Smithfield Foods in Tarheel, NC is where the illegals were fired
for bogus numbers & documents. There was a walkout & Smithfield
caved in & rehired the employees. Apparently, these losers are
targeting Harris Teeter to protest Smithfield Foods.

http://www.wral.com/news/10454117/detail.html

Harris-Teeter Targeted By Smithfield Protesters

POSTED: 7:34 am EST December 4, 2006
UPDATED: 7:34 am EST December 4, 2006

RALEIGH, N.C. -- A protest against working conditions at a Bladen County packing plant reached across North Carolina this weekend.

Demonstrators in 11 cities urged the Harris-Teeter grocery chain to drop Smithfield Foods products until the company addresses allegations that its employees have been mistreated.

The pickets showed up Saturday at Harris-Teeter groceries from Asheville to Wilmington, choosing the grocery chain because it is based in North Carolina.

The Southern Faith, Labor and Community Alliance, a coalition of faith-based and community organizations from North Carolina, organized the protest with the support of the United Food and Commercial Workers Union.

The Washington-based union has tried unsuccessfully for years to organize workers at the Smithfield Packing Co. plant in Tar Heel, the world's largest pork processing factory.

The factory's 5,500 workers slaughter and disassemble 32,000 hogs per day, according to protest organizers.

Smithfield workers in Tar Heel voted in 1994 and 1997 against unionizing, but a federal appeals court ruled in May that the company harassed employees, threatened wage freezes and fired some union supporters before those elections.

In Raleigh, state NAACP president the Rev. William Barber joined protesters at a grocery downtown who bought a few products inside first to demonstrate that they are paying customers.

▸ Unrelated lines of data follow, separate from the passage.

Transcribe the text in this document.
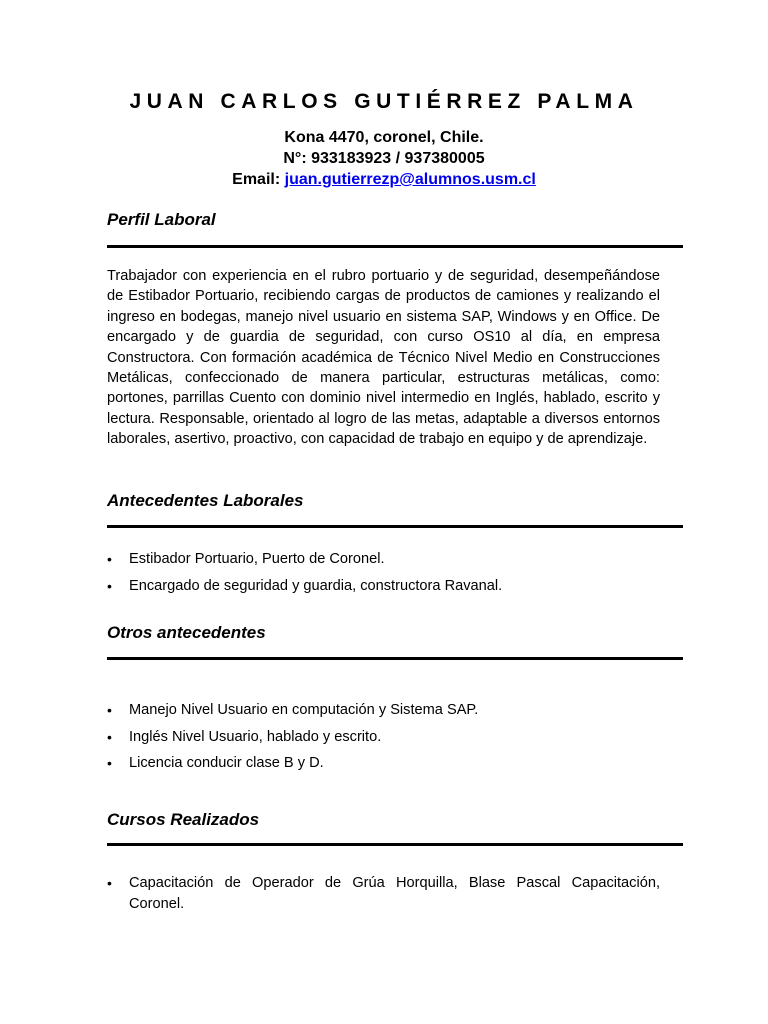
JUAN CARLOS GUTIÉRREZ PALMA
Kona 4470, coronel, Chile.
N°: 933183923 / 937380005
Email: juan.gutierrezp@alumnos.usm.cl
Perfil Laboral

Trabajador con experiencia en el rubro portuario y de seguridad, desempeñándose de Estibador Portuario, recibiendo cargas de productos de camiones y realizando el ingreso en bodegas, manejo nivel usuario en sistema SAP, Windows y en Office. De encargado y de guardia de seguridad, con curso OS10 al día, en empresa Constructora. Con formación académica de Técnico Nivel Medio en Construcciones Metálicas, confeccionado de manera particular, estructuras metálicas, como: portones, parrillas Cuento con dominio nivel intermedio en Inglés, hablado, escrito y lectura. Responsable, orientado al logro de las metas, adaptable a diversos entornos laborales, asertivo, proactivo, con capacidad de trabajo en equipo y de aprendizaje.

Antecedentes Laborales
• Estibador Portuario, Puerto de Coronel.
• Encargado de seguridad y guardia, constructora Ravanal.
Otros antecedentes
• Manejo Nivel Usuario en computación y Sistema SAP.
• Inglés Nivel Usuario, hablado y escrito.
• Licencia conducir clase B y D.
Cursos Realizados
• Capacitación de Operador de Grúa Horquilla, Blase Pascal Capacitación, Coronel.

"We didn't buy any ham," Barber told more than 100 demonstrators outside. "We care about where our pork comes from. We will not swallow Smithfield pork that is packaged with worker abuse."

Saturday's demonstrations came about two weeks after hundreds of Smithfield workers walked off their jobs for two days to protest firings and working conditions that they say are abusive and dangerous.

Events will be organized at other grocery chains that sell products from the Tar Heel plant, Libby Manly of the United Food and Commercial Workers Union said at a demonstration in Asheville.

Harris Teeter's corporate offices in Matthews issued a statement Thursday in advance of the protests, saying the company "respects employees' rights to engage in concerted and union activities or, likewise, to refrain from doing so."

"To that end, any issues that may arise between Smithfield, their employees and labor organizations must be resolved between and among those respective parties," it said.

Bill Orlando talked briefly with demonstrators outside a Harris-Teeter in Hickory, saying afterward that he could see both sides of the debate because he worked as a rehabilitation counselor and consultant on workers compensation cases in Florida before he moved to North Carolina.

"I can see an employer's point of view," he said. "Once they are injured, it's difficult to place them in another job."

But, he added: "I think the word needs to get out if a company is abusing the system like this."